Présentation de la 7ème édition (2022)

L’Ecole d’Eté est conçue comme un programme de formation organisé annuellement par l’Organisation internationale pour les migrations (OIM) Tunisie, en partenariat avec l’Institut National du Travail et des Etudes Sociales (INTES). L’Ecole d’été s’étale sur une durée de 5 jours et permet à environ 60 participants issus du monde académique, des institutions publiques, de la société civile et des partenaires sociaux d’approfondir leurs connaissances sur une thématique d’actualité en lien avec la migration.

Arrivée à sa 7ème édition, l’Ecole d’Eté a permis de former autour de 400 participants dont la majeure partie sont des fonctionnaires publiques. L’objectif de l’Ecole d’été ne se limite pas à son caractère académique et sa richesse en contenu, mais vise également à favoriser le réseautage entre les parties prenantes au niveau national, ainsi qu’avec les intervenants nationaux et internationaux.  La 7ème Ecole d’été se tiendra du 19 au 23 Septembre 2022 et portera sur le thème « Enfants et migration ».

De nos jours, les enfants sont de plus en plus au cœur des mouvements migratoires ; leur mobilité, indépendamment de ses motifs ou de leurs statuts, qu’ils soient accompagnés ou pas, les met souvent en situation de risque et est source de défis multiples.

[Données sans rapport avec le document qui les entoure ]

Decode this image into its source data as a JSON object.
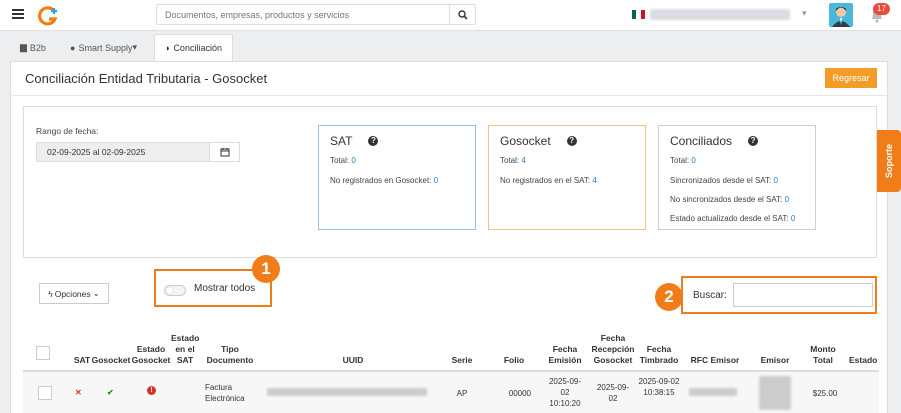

Selon les données du Département des affaires économiques et sociales des Nations unies (UNDESA), le nombre estimé de personnes âgées de 19 ans ou moins vivant dans un pays autre que celui où elles sont nées est passé de 29 millions en 1990 à 40,9 millions en 2020. En 2020, les enfants migrants (âgés de 19 ans ou moins) représentaient 14,6 % de la population migrante totale et 1,6 % des enfants dans le monde[1]. Les enfants réfugiés représentent aujourd’hui 50% du nombre total des réfugiés dans le monde et beaucoup d’entre eux sont seuls ou séparés de leurs parents[2]. Selon l’UNICEF[3], les conflits, les violences et les autres crises qui sévissent à l’heure actuelle ont entrainé le déplacement de 36,5 millions d’enfants à la fin de 2021, soit le nombre le plus élevé jamais enregistré depuis la Seconde Guerre Mondiale dont 13% (environ 1,4 million) vivent au Moyen-Orient et en Afrique du nord. Le continent africain, avec 25% des migrants qui sont des enfants, est le continent qui compte le nombre le plus élevé d’enfants migrants au niveau global[4].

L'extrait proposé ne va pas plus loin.